The Innocent Mrs. Duff by Elisabeth Sanxay Holding
- JetBlackDragonfly

- 5 minutes ago
- 2 min read

This somewhat forgotten crime novel is considered a gem, but reading a mystery about a paranoid alcoholic is rather dour.
Jacob Duff finds fault in everyone, including himself for putting on weight. His new wife Regina, a photography model half his age, cannot measure up to his deceased wife, and he is constantly dissatisfied, thinking her common and stupid. Even the way she greets him at breakfast sets him off. He dislikes the men he carpools to New York with and starts drinking during the day, but cannot stop. Soon, the bottle hiding and shot taking upends his life. He fantasies Reggie is sleeping with his chauffeur Nolan and attempts to catch them together. When that fails, Nolan calls his ruse a frame-up and is fired. Pathologically paranoid that Nolan will tell everyone, Duff hires a detective to follow him. Then he imagines Reggie with a different man and sets a deadly trap for the couple, which backfires. He thinks the innocent Mrs. Duff cares nothing for him, and in a state of mental degradation, he simply can't stand it anymore.
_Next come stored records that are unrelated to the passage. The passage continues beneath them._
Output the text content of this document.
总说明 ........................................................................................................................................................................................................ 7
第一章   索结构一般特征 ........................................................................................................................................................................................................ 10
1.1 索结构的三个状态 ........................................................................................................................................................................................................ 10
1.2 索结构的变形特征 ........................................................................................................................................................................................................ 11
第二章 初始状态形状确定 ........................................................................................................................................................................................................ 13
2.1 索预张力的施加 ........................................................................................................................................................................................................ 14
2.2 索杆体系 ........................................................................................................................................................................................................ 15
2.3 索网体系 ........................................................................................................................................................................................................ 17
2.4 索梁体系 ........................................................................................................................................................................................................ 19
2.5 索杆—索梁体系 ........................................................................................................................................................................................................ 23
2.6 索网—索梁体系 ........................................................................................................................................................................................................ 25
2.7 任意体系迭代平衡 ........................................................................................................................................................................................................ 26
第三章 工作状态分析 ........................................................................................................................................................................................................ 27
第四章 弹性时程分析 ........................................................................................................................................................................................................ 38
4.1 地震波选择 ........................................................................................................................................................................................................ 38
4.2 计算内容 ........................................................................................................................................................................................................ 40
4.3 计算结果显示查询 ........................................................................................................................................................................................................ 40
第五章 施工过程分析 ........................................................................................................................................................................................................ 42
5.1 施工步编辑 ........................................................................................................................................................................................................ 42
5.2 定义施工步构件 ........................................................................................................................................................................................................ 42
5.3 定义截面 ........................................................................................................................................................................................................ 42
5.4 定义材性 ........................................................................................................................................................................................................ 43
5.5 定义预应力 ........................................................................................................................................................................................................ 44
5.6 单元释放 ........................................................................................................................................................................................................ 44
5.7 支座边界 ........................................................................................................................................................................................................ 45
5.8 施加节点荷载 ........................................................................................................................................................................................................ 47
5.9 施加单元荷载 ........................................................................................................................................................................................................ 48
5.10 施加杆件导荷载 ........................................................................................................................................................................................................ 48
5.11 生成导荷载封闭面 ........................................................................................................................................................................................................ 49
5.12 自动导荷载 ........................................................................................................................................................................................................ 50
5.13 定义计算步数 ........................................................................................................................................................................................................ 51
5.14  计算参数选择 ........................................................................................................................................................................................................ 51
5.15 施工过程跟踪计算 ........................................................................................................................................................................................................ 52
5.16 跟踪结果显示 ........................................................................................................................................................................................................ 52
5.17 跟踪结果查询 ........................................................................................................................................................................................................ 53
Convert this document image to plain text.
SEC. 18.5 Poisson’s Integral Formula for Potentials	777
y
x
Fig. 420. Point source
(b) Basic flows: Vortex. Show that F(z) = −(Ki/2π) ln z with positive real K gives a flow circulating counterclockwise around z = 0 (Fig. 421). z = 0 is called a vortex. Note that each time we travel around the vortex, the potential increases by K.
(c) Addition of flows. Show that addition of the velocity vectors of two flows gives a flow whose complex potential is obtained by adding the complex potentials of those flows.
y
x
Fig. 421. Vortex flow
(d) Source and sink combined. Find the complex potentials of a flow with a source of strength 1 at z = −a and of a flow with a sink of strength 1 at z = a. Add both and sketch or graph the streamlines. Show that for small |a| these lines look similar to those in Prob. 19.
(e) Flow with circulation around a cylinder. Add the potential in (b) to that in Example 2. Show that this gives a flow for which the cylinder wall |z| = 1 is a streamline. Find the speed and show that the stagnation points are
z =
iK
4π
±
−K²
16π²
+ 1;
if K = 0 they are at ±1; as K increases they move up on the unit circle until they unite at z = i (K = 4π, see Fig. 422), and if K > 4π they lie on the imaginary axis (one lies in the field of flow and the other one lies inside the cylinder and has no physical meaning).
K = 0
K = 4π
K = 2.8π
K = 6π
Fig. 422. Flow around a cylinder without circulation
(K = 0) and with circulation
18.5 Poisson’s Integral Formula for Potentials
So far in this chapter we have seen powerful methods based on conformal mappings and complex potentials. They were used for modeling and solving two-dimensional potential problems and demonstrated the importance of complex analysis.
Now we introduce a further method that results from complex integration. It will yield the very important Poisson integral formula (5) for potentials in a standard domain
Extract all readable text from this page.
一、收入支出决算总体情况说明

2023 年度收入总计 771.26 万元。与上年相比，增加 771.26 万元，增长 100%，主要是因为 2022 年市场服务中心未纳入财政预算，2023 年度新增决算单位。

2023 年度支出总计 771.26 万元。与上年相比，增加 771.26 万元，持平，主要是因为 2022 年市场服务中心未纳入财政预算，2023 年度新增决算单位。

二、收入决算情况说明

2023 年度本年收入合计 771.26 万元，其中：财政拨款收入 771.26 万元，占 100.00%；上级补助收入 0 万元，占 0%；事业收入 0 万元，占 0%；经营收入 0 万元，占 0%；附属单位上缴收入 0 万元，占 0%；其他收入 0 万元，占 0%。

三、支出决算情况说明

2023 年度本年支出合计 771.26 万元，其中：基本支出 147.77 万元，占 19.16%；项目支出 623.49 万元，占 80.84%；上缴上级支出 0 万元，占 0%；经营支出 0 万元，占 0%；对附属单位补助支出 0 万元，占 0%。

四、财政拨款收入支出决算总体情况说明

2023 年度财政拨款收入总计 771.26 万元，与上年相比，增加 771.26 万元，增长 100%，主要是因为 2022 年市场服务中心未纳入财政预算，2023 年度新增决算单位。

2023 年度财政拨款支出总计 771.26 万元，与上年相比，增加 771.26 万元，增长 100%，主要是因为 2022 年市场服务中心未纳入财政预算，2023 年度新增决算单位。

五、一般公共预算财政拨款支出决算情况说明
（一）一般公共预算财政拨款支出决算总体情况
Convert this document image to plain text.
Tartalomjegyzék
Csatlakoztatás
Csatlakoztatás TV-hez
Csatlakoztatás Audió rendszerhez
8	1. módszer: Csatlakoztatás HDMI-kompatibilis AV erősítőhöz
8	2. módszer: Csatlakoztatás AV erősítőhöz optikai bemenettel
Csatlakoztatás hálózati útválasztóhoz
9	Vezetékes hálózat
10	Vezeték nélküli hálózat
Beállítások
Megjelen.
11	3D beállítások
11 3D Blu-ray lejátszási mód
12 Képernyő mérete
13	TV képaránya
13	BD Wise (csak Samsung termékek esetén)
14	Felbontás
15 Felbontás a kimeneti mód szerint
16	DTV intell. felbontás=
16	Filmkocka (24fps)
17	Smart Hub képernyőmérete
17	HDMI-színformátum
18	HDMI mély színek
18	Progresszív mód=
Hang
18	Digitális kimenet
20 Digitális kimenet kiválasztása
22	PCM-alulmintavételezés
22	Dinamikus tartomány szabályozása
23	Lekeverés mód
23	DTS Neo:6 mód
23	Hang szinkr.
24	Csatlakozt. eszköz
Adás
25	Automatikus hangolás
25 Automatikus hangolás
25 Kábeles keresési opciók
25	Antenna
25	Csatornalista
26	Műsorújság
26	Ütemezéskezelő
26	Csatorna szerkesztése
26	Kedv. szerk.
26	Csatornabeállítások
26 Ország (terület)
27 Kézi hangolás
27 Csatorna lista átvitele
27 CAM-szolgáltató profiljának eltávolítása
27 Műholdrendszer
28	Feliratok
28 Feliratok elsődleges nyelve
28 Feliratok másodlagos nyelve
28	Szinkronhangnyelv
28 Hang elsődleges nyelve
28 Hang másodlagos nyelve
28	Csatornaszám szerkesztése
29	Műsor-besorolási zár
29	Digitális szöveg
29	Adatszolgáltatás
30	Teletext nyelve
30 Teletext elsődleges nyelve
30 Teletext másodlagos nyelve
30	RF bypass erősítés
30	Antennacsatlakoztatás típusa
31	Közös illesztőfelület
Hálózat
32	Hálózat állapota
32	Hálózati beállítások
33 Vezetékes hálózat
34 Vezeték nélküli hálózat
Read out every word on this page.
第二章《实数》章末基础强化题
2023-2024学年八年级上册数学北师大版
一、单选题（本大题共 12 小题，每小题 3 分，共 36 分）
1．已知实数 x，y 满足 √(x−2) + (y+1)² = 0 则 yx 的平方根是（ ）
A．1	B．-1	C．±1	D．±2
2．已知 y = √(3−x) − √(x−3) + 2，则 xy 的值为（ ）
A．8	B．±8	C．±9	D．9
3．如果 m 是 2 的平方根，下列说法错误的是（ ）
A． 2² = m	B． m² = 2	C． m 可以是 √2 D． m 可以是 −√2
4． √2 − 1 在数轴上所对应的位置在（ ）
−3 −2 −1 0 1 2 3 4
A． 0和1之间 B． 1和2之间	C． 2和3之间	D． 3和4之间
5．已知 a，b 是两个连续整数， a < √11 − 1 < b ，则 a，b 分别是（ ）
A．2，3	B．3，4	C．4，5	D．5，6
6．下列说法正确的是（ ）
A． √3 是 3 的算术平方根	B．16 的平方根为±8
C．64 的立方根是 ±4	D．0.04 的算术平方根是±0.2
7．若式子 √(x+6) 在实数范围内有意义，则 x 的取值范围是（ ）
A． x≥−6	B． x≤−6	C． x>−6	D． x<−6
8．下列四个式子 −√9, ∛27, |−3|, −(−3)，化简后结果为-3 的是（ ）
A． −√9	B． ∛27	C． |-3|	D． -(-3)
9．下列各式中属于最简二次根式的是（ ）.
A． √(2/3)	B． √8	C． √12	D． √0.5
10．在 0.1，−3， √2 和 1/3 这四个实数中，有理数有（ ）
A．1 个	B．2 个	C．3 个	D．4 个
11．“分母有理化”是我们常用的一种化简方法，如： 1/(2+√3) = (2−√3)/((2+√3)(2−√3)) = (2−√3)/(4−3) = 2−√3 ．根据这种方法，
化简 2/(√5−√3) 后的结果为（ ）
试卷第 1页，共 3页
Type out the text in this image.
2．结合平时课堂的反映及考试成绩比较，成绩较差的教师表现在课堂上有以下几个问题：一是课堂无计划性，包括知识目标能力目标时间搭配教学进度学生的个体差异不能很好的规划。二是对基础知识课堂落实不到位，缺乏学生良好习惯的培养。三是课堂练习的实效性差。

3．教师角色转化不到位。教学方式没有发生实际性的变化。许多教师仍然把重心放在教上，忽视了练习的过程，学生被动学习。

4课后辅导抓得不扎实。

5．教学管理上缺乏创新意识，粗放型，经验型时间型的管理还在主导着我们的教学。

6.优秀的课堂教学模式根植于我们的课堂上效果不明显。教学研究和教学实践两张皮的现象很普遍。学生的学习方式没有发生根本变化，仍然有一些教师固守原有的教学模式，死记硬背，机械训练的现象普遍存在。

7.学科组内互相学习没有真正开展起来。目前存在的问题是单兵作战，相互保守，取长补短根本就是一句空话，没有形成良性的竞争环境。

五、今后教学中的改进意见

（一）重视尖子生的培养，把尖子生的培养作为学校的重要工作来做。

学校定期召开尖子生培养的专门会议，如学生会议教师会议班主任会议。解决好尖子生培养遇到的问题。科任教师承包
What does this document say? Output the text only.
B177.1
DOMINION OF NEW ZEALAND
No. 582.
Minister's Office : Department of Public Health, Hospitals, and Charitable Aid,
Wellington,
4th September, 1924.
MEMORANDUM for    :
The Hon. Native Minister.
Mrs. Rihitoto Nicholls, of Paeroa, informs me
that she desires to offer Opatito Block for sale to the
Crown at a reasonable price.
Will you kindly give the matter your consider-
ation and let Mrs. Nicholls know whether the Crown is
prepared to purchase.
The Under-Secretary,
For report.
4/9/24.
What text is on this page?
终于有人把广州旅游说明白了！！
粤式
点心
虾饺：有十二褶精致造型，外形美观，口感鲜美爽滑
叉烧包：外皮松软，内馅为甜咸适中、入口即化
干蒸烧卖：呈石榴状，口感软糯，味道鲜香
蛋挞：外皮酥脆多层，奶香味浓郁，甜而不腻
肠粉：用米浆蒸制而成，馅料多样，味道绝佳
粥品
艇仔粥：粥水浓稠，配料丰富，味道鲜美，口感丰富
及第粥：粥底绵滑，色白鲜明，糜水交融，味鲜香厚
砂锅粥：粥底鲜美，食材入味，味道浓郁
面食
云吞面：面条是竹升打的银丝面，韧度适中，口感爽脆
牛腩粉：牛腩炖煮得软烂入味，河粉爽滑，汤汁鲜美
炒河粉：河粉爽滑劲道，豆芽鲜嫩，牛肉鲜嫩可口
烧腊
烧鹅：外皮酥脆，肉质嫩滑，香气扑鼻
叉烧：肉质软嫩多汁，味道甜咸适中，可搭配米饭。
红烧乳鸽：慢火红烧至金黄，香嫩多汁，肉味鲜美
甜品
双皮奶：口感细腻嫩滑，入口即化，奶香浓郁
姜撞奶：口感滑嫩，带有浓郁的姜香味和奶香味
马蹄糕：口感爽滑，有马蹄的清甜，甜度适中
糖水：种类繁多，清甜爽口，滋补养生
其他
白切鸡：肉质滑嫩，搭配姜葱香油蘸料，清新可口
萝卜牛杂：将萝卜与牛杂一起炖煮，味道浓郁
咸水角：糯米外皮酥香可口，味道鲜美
Duff's self-pitying is hard to enjoy when Reggie is caring and loving in every way. She cannot figure him out, and when she asks for the separation he desires, he can't handle the rejection. As he loses control, the only thing that helps is more alcohol.
Women writers, such as Mignon Eberhart and Mary Roberts Rinehart, do psychological suspense well, and Holding is firmly in their company. Her more famous novel The Blank Wall (1947), was filmed as The Reckless Moment (1949) and again with Tilda Swinton as The Deep End in 2001.